6. Somalia improved after its government collapsed
Somalia’s reputation as a failed state belies an interesting reality. When its government fell in 1991, the nation suffered civil war and poverty. Yet, paradoxically, some aspects of life improved compared to the previous dictatorship.
Without centralized control, illegal taxation and corruption declined. Studies before 2006 indicated a drop in violence and an improvement in living standards compared to the Barre regime. The lack of government interference stifled elitist practices while empowering local groups to organize their lives.
However, reliable historical data on post-collapse Somalia is scarce, leaving its exact progress open to debate.
Examples
- Barre’s regime exploited citizens, plundering national resources.
- Researchers in 2005 found better living conditions in Somalia post-collapse.
- Areas governed by militias imposed less economic burden than corrupt officials.
7. Democracy hasn’t eliminated inequality
Democratic governance has been widely championed as a path toward fairer societies, but studies show no consistent connection between democracy and income equality. Research examining 184 democracies from 1960-2010 found unequal wealth distribution persisted in many cases.
This happens because influential interest groups often capture political agendas, favoring the rich over the majority. While democracy encourages growth, this prosperity benefits the elites significantly more than the workforce.
Left-wing governments show only marginal improvements. For instance, their influence on reducing the income shares of the richest citizens has been minimal compared to what might be expected.
Examples
- Researchers found no strong link between democracy and equal wealth.
- Wealthy interest groups influence many democratic systems to protect their assets.
- Leftist governments barely shifted income share from the top one percent.
8. Trade unions play a larger role in reducing inequality
When workers band together, they gain more negotiating power with employers. Historically, unions have helped workers secure higher wages and better conditions, narrowing wealth gaps between employers and employees.
Powerful union movements emerged during periods of extreme inequality, harnessing collective bargaining for change.

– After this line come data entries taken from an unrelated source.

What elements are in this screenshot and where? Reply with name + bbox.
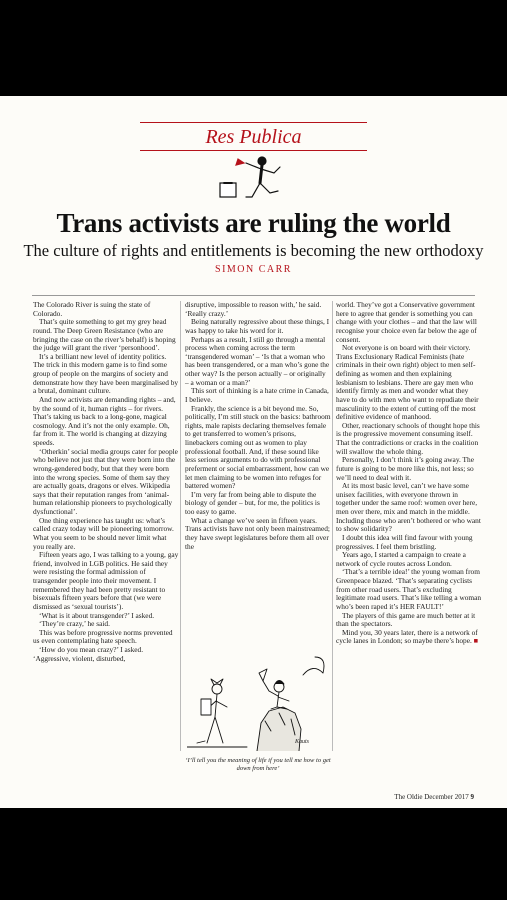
section-rule-bottom [140,150,367,151]
paragraph: Perhaps as a result, I still go through a mental process when coming across the term ‘transgendered woman’ – ‘Is that a woman who has been transgendered, or a man who’s gone the other way? Is the person actually – or originally – a woman or a man?’ [185,334,330,387]
paragraph: I’m very far from being able to dispute the biology of gender – but, for me, the politics is too easy to game. [185,489,320,516]
cartoon-caption: ‘I’ll tell you the meaning of life if you tell me how to get down from here’ [185,757,331,772]
cartoonist-signature: Kauts [295,739,310,745]
paragraph: This was before progressive norms prevented us even contemplating hate speech. [33,627,173,646]
paragraph: One thing experience has taught us: what’s called crazy today will be pioneering tomorrow. What you seem to be should never limit what you really are. [33,515,174,551]
article-column-1 [33,301,179,663]
article-headline: Trans activists are ruling the world [56,208,451,238]
article-column-3 [336,301,482,646]
cliff-cartoon-illustration [187,651,329,751]
section-rule-top [140,122,367,123]
paragraph: ‘That’s a terrible idea!’ the young woman from Greenpeace blazed. ‘That’s separating cyclists from other road users. That’s excluding legitimate road users. That’s like telling a woman who’s been raped it’s HER FAULT!’ [336,567,482,611]
section-title: Res Publica [205,126,302,148]
column-divider [180,301,181,751]
paragraph: Not everyone is on board with their victory. Trans Exclusionary Radical Feminists (hate criminals in their own right) object to men self-defining as women and then explaining lesbianism to lesbians. There are gay men who identify firmly as men and wonder what they have to do with men who want to repudiate their masculinity to the extent of cutting off the most definitive evidence of manhood. [336,343,479,422]
paragraph: disruptive, impossible to reason with,’ he said. ‘Really crazy.’ [185,300,322,318]
paragraph: This sort of thinking is a hate crime in Canada, I believe. [185,386,329,404]
paragraph: ‘What is it about transgender?’ I asked. [39,610,155,620]
article-byline: SIMON CARR [215,264,292,275]
page-footer [394,793,474,801]
paragraph: Fifteen years ago, I was talking to a young, gay friend, involved in LGB politics. He said they were resisting the formal admission of transgender people into their movement. I remembered they had been pretty resistant to bisexuals fifteen years before that (we were dismissed as ‘sexual tourists’). [33,550,179,611]
headline-divider [32,295,475,296]
paragraph: ‘Otherkin’ social media groups cater for people who believe not just that they were born into the wrong-gendered body, but that they were born into the wrong species. Some of them say they are actually goats, dragons or elves. Wikipedia says that their reputation ranges from ‘animal-human relationship pioneers to psychologically dysfunctional’. [33,446,178,516]
end-of-article-mark: ■ [473,636,479,646]
page-number: 9 [470,793,474,801]
paragraph: That’s quite something to get my grey head round. The Deep Green Resistance (who are bringing the case on the river’s behalf) is hoping the judge will grant the river ‘personhood’. [33,317,176,353]
paragraph: Personally, I don’t think it’s going away. The future is going to be more like this, not less; so we’ll need to deal with it. [336,455,474,482]
paragraph: What a change we’ve seen in fifteen years. Trans activists have not only been mainstreamed; they have swept legislatures before them all over the [185,515,330,551]
publication-name: The Oldie December 2017 [394,793,469,801]
magazine-page [0,96,507,808]
paragraph: ‘Aggressive, violent, disturbed, [33,653,126,663]
paragraph: The Colorado River is suing the state of Colorado. [33,300,151,318]
paragraph: I doubt this idea will find favour with young progressives. I feel them bristling. [336,532,473,551]
paragraph: ‘How do you mean crazy?’ I asked. [39,645,144,654]
paragraph: It’s a brilliant new level of identity politics. The trick in this modern game is to find some group of people on the margins of society and demonstrate how they have been marginalised by a brutal, dominant culture. [33,351,179,396]
paragraph [336,629,482,646]
paragraph: Frankly, the science is a bit beyond me. So, politically, I’m still stuck on the basics: bathroom rights, male rapists declaring themselves female to get transferred to women’s prisons, linebackers coming out as women to play professional football. And, if these sound like less serious arguments to do with professional preferment or social embarrassment, how can we let men claiming to be women into refuges for battered women? [185,403,331,491]
article-standfirst: The culture of rights and entitlements is becoming the new orthodoxy [23,241,484,260]
ballot-box-cartoon-illustration [216,153,296,205]
paragraph: world. They’ve got a Conservative government here to agree that gender is something you can change with your clothes – and that the law will recognise your choice even far below the age of consent. [336,300,477,344]
paragraph-text: Mind you, 30 years later, there is a network of cycle lanes in London; so maybe there’s hope. [336,627,478,646]
paragraph: Years ago, I started a campaign to create a network of cycle routes across London. [336,550,466,568]
paragraph: ‘They’re crazy,’ he said. [39,619,110,629]
column-divider [332,301,333,751]
paragraph: And now activists are demanding rights – and, by the sound of it, human rights – for rivers. That’s taking us back to a long-gone, magical cosmology. And it’s not the only example. Oh, far from it. The world is changing at dizzying speeds. [33,394,176,447]
paragraph: Other, reactionary schools of thought hope this is the progressive movement consuming itself. That the contradictions or cracks in the coalition will swallow the whole thing. [336,420,480,456]
article-column-2 [185,301,331,551]
paragraph: At its most basic level, can’t we have some unisex facilities, with everyone thrown in together under the same roof: women over here, men over there, mix and match in the middle. Including those who aren’t bothered or who want to show solidarity? [336,481,481,534]
paragraph: The players of this game are much better at it than the spectators. [336,610,476,629]
paragraph: Being naturally regressive about these things, I was happy to take his word for it. [185,317,330,335]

However, in times of relative abundance, union influence and membership often decline, reducing their overall societal impact.
Real examples show the importance of labor coalition at both local and national levels to help bridge income divides.
Examples
- Unionized industries in the 20th century saw fairer wages across classes.
- Depressions typically fueled stronger pushes for worker’s rights.
- Declines in union membership correlated with growing inequality in modern economies.
9. Economic reforms are ideas still being tested
The book suggests economic policies now under academic discussion, like a universal basic income or higher taxes on the wealthy, could reduce inequality. British economist Anthony Atkinson has proposed measures such as child allowances, capital tax reforms, and stronger wage standards to narrow income gaps.
Yet, these policies face challenges, namely financial costs and resistance from beneficiaries of the status quo. Their feasibility can only be confirmed once implemented, and drastic shifts might still be needed to counter inequality without upheaval.
Despite uncertainty, such discussions represent steps toward actionable solutions.
Examples
- Atkinson’s plans feature wealth taxes and wage guarantees.
- European leaders also consider universal income experiments.
- Redistribution policies depend on public support and institutional willingness.
Takeaways
- Support worker-led initiatives like unions to demand fairer wages and better conditions.
- Advocate for small-scale experiments like universal income pilots in your community.
- Educate yourself about local income disparities and engage in meaningful activism to combat them.